一种用于注意力机制的特征级稀疏的CAM-SRAM混合内存处理架构

由于能够捕获复杂的依赖关系，注意力机制已经变得越来越流行，使得像变压器这样的模型能够在大型语言模型（llm）、计算机视觉和其他领域中实现卓越的性能。然而，该机制面临着算术强度低、导致数据移动频繁、序列长度长、引入大量冗余信息等挑战。为了减轻注意力机制中的数据移动和计算开销，我们提出了一种混合CAM-SRAM内存处理架构。通过利用内容可寻址内存（CAM）数组的并行搜索和排序功能，我们实现了对具有不同方差的特征的动态细粒度稀疏化，减少了矩阵乘法（MatMul）中的乘法累加（MAC）操作的数量。此外，在我们的MAC单元中采用了近似的展位编码，以减少部分产品的数量并保持其标志的一致性。这消除了对否定操作的需要，简化了逻辑设计。实验结果表明，在不同的配置下，我们的特征级稀疏化方案在可接受的精度下降下实现了80%以上的稀疏化。我们的设计具有高达80%的稀疏性，在台积电40nm工艺的1000 MHz下，实现了0.252-1.26 TOPS的性能和4.71-21.72 TOPS/W的功率效率。

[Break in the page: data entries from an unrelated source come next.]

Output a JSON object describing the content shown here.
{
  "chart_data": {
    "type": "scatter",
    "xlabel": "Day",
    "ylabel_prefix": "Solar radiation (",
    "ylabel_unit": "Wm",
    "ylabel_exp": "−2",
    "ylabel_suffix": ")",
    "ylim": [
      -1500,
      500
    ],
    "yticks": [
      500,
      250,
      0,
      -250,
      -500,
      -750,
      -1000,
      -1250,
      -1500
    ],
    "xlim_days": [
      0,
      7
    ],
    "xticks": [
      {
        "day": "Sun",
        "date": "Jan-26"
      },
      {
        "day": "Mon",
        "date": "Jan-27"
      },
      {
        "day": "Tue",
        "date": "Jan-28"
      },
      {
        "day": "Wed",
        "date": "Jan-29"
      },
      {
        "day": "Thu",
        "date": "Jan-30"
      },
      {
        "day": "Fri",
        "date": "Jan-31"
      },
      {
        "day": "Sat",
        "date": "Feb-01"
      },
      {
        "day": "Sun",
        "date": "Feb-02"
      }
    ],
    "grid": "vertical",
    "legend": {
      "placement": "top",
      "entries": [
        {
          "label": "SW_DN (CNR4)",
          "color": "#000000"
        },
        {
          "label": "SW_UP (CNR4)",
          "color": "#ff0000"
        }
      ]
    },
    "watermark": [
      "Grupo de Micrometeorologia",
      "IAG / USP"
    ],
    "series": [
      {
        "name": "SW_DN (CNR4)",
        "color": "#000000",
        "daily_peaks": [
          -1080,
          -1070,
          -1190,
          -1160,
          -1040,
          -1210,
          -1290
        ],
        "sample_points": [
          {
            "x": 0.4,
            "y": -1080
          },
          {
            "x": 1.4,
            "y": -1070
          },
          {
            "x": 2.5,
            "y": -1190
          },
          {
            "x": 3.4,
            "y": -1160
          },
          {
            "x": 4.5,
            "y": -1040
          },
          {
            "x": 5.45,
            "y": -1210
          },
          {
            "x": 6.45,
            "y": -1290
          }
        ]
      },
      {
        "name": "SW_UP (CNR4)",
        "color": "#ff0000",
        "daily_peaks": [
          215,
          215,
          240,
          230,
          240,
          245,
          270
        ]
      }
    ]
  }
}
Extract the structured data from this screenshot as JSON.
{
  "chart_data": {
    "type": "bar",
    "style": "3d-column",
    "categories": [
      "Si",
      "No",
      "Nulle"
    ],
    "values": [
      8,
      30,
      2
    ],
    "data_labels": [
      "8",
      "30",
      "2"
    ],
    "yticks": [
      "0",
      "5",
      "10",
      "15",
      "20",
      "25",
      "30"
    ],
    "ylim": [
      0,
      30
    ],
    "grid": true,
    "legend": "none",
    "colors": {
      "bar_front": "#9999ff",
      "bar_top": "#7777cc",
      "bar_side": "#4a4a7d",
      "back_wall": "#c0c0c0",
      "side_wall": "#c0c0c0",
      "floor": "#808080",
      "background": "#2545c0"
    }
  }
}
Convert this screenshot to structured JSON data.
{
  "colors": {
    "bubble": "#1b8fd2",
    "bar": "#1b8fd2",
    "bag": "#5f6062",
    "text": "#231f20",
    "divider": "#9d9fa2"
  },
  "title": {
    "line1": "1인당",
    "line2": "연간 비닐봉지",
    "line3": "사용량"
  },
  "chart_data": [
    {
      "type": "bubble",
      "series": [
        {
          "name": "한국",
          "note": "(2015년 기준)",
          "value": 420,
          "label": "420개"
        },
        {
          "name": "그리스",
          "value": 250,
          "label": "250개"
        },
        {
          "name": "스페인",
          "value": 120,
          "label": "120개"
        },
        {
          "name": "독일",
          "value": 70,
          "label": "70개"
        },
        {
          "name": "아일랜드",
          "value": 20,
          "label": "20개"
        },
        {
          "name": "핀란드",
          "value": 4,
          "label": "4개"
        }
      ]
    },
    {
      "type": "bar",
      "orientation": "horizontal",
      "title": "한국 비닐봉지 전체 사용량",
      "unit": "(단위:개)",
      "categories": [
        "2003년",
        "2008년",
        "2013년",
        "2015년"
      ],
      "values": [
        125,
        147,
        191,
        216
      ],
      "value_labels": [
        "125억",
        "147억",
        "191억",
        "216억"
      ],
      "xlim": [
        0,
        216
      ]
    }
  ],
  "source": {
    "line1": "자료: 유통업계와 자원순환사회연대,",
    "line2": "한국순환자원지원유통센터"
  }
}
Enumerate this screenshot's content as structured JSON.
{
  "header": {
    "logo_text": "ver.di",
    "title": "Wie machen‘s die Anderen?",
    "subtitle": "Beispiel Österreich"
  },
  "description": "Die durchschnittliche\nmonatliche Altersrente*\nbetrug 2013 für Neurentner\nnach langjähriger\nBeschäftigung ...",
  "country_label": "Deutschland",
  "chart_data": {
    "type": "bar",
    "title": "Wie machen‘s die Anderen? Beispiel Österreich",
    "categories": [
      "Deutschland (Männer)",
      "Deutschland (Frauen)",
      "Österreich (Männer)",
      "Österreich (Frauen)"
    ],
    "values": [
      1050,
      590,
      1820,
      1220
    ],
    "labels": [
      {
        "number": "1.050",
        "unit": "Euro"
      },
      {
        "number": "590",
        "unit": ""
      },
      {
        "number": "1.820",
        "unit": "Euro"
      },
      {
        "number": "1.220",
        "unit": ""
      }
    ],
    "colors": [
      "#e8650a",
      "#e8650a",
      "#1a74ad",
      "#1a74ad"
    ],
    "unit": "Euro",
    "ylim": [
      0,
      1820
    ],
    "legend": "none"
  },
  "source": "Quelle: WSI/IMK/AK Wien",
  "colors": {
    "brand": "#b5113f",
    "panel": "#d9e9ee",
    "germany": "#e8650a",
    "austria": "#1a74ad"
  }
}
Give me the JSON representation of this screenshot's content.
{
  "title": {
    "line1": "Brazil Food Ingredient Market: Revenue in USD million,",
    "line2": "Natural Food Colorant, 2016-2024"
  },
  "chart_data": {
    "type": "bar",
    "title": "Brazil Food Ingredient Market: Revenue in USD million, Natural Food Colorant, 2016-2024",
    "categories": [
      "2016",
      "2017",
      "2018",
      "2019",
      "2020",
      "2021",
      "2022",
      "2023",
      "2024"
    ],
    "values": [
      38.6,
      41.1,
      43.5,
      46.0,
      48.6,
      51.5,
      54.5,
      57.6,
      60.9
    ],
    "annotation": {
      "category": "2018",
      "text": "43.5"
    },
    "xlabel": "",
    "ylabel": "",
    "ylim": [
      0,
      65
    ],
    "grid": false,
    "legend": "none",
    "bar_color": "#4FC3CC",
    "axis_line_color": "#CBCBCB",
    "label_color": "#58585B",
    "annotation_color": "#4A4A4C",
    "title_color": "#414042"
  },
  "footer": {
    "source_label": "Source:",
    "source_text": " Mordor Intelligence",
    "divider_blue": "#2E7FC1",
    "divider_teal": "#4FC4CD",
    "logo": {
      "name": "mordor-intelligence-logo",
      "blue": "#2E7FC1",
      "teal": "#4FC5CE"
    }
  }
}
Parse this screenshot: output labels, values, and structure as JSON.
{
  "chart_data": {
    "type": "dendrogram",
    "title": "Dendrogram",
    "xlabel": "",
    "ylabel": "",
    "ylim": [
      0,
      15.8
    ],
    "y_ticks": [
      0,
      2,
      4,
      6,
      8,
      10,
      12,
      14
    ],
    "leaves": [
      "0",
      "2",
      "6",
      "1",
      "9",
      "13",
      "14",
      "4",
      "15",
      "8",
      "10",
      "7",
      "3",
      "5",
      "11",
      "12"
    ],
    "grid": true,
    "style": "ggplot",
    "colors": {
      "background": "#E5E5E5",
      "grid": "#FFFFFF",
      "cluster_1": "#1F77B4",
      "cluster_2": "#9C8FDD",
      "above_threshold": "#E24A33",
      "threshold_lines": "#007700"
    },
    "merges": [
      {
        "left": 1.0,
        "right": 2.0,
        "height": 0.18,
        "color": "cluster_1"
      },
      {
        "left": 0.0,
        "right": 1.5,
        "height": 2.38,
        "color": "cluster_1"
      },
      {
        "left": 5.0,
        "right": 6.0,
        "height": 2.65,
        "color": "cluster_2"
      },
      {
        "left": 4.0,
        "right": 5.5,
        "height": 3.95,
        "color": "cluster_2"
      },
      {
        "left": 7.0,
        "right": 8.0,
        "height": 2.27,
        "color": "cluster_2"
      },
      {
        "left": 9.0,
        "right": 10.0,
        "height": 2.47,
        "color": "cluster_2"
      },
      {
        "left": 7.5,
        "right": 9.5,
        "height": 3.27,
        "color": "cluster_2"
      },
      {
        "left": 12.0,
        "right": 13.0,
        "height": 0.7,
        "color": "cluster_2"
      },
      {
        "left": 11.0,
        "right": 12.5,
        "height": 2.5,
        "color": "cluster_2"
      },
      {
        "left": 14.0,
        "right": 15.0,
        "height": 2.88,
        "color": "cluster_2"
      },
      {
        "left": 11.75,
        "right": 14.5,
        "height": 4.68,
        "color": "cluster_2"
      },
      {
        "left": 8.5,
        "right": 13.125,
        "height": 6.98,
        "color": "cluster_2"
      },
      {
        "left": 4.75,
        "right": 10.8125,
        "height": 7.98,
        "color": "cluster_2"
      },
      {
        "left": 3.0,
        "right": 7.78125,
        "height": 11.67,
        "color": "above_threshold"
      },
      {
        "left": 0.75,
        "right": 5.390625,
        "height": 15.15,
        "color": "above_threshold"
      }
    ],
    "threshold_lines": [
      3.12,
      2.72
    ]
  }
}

本文章由计算机程序翻译，如有差异，请以英文原文为准。

求助全文

约1分钟内获得全文求助全文

来源期刊

IEEE Transactions on Circuits and Systems II: Express Briefs 工程技术-工程：电子与电气

CiteScore

7.90

自引率

20.50%

发文量

883

审稿时长

3.0 months

期刊介绍： TCAS II publishes brief papers in the field specified by the theory, analysis, design, and practical implementations of circuits, and the application of circuit techniques to systems and to signal processing. Included is the whole spectrum from basic scientific theory to industrial applications. The field of interest covered includes: Circuits: Analog, Digital and Mixed Signal Circuits and Systems Nonlinear Circuits and Systems, Integrated Sensors, MEMS and Systems on Chip, Nanoscale Circuits and Systems, Optoelectronic Circuits and Systems, Power Electronics and Systems Software for Analog-and-Logic Circuits and Systems Control aspects of Circuits and Systems.